Atensinya kembali pada pria muda yang masih setia berdiri di depan meja konter, kelihatannya dia menyimak kegiatan berdebat Sandra bersama Awan.

"Lucas ..." kata gadis itu penuh penekanan, "Kelihatannya pekerjaanmu kurang banyak, iya kan? Sampai-sampai masih sempetnya kamu nguping pembicaraan orang lain dan bukannya bekerja dengan benar."

Wajah Lucas langsung memerah malu dan gelagapan. Dia terlihat lucu sekali.

"Iya kak, Lucas memang kurang pekerjaannya. Jadi kalau bisa sekalian saja suruh dia cabutin rumput di taman depan sana," kompor pria muda satunya yang kini sudah berdiri di samping Lucas sambil memegang nampan juga.

"Mark, kamu cerewet sekali." Sandra malas harus mengomeli mereka siang hari yang sedang paans bedengkang, "sebaiknya kalian bersiap-siap untuk kunjungan makan siang. Sebentar lagi pasti banyak yang datang."

Sandra mengibaskan tangan pada mereka berdua, sebagai kode agar segera bubar.

"Yah kakak, harusnya Lucas dihukum saja. Aku ikhlas kok," gerutu Mark yang kini langsung berjalan meninggalkan konter bersama Lucas yang tersenyum membuntuti temannya itu.

Ketika Sandra menoleh ke samping, alisnya mengernyit hampir menyatu. Disilangkannya kedua tangan di dada.

"Kamu kenapa masih di sini?" tanyanya bingung.

Pasalnya, Awan itu adalah sosok chef yang tidak akan pernah meninggalkan dapur dan pirantinya di jam rawan seperti ini. Apalagi sekarang sudah masuk jam sebelas siang. Yang mana bagian dapur pasti membutuhkan persiapan yang ekstra.

"Aku akan menemanimu," jawabnya santai.

Dia bahkan membuka laci mesin kasir dan mulai memeriksa jumlah pemasukan yang tertera di layar monitor mesin kasir dengan cash yang ada di laci. Terlihat sangat sibuk, membuat sang bos semakin keheranan.
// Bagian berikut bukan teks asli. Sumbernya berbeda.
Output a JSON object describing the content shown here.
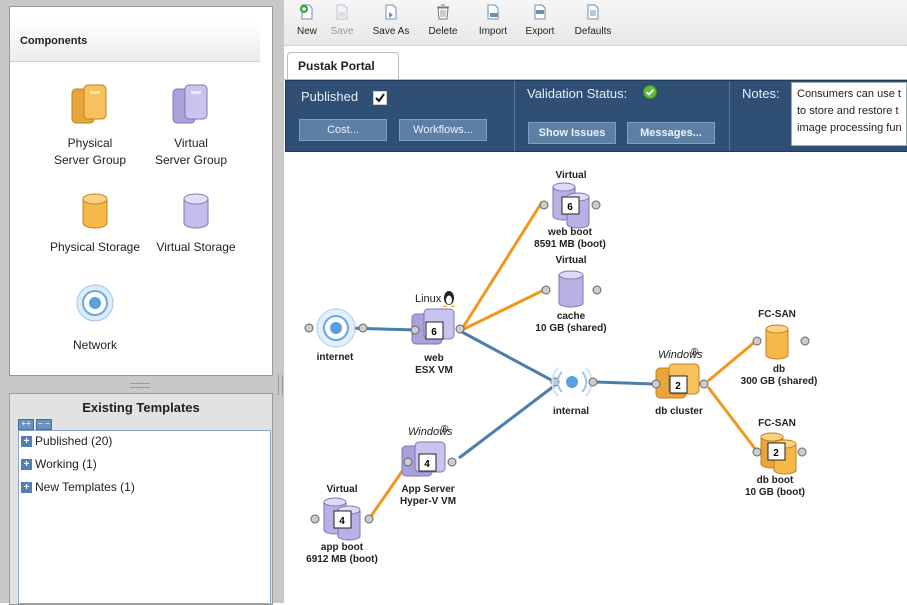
{
  "toolbar": {
    "buttons": [
      {
        "label": "New",
        "icon": "new-icon",
        "enabled": true
      },
      {
        "label": "Save",
        "icon": "save-icon",
        "enabled": false
      },
      {
        "label": "Save As",
        "icon": "save-as-icon",
        "enabled": true
      },
      {
        "label": "Delete",
        "icon": "trash-icon",
        "enabled": true
      },
      {
        "label": "Import",
        "icon": "import-icon",
        "enabled": true
      },
      {
        "label": "Export",
        "icon": "export-icon",
        "enabled": true
      },
      {
        "label": "Defaults",
        "icon": "defaults-icon",
        "enabled": true
      }
    ]
  },
  "components": {
    "title": "Components",
    "items": [
      {
        "label_line1": "Physical",
        "label_line2": "Server Group",
        "icon": "physical-server-group-icon"
      },
      {
        "label_line1": "Virtual",
        "label_line2": "Server Group",
        "icon": "virtual-server-group-icon"
      },
      {
        "label_line1": "Physical Storage",
        "label_line2": "",
        "icon": "physical-storage-icon"
      },
      {
        "label_line1": "Virtual Storage",
        "label_line2": "",
        "icon": "virtual-storage-icon"
      },
      {
        "label_line1": "Network",
        "label_line2": "",
        "icon": "network-icon"
      }
    ]
  },
  "templates": {
    "title": "Existing Templates",
    "expand_all": "++",
    "collapse_all": "− −",
    "items": [
      {
        "label": "Published (20)"
      },
      {
        "label": "Working (1)"
      },
      {
        "label": "New Templates (1)"
      }
    ]
  },
  "tabs": [
    {
      "label": "Pustak Portal"
    }
  ],
  "info": {
    "published_label": "Published",
    "published_checked": true,
    "validation_label": "Validation Status:",
    "notes_label": "Notes:",
    "notes_lines": [
      "Consumers can use t",
      "to store and restore t",
      "image processing fun"
    ],
    "buttons": {
      "cost": "Cost...",
      "workflows": "Workflows...",
      "show_issues": "Show Issues",
      "messages": "Messages..."
    }
  },
  "diagram": {
    "nodes": {
      "internet": {
        "label": "internet"
      },
      "web": {
        "os": "Linux",
        "count": "6",
        "label1": "web",
        "label2": "ESX VM"
      },
      "web_boot": {
        "type": "Virtual",
        "count": "6",
        "label1": "web boot",
        "label2": "8591 MB (boot)"
      },
      "cache": {
        "type": "Virtual",
        "label1": "cache",
        "label2": "10 GB (shared)"
      },
      "internal": {
        "label": "internal"
      },
      "db_cluster": {
        "os": "Windows",
        "count": "2",
        "label1": "db cluster"
      },
      "db": {
        "type": "FC-SAN",
        "label1": "db",
        "label2": "300 GB (shared)"
      },
      "db_boot": {
        "type": "FC-SAN",
        "count": "2",
        "label1": "db boot",
        "label2": "10 GB (boot)"
      },
      "app_server": {
        "os": "Windows",
        "count": "4",
        "label1": "App Server",
        "label2": "Hyper-V VM"
      },
      "app_boot": {
        "type": "Virtual",
        "count": "4",
        "label1": "app boot",
        "label2": "6912 MB (boot)"
      }
    },
    "colors": {
      "network_link": "#4a7fab",
      "storage_link": "#f0981e",
      "physical": "#f5b94a",
      "virtual": "#b7b2e3"
    }
  }
}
"Apa kamu baik-baik saja?" tanya Sandra yang malahan menjadi khawatir.

Awan tidak menoleh ke arahnya, mata dan tangannya tetap sibuk dengan kegiatannya.

"Aku baik-baik saja," balasnya.

Sandra menghela nafas dan menguraikan lipatan tangan yang ada di dada. Kemudian mendekatinya, sangat menempel antara lengannya dengan lengan gadis itu.

"Tapi kamu aneh, Wan."

Dia menghentikan kegiatannya, matanya kini menatap Sandra tajam.

"Kamu yang aneh, San."

'Astaga! Kenapa jadi aku yang aneh? Hei!'

"Apa maksudnya? Di mana letak keanehanku?!" tanya gadis itu tak terima.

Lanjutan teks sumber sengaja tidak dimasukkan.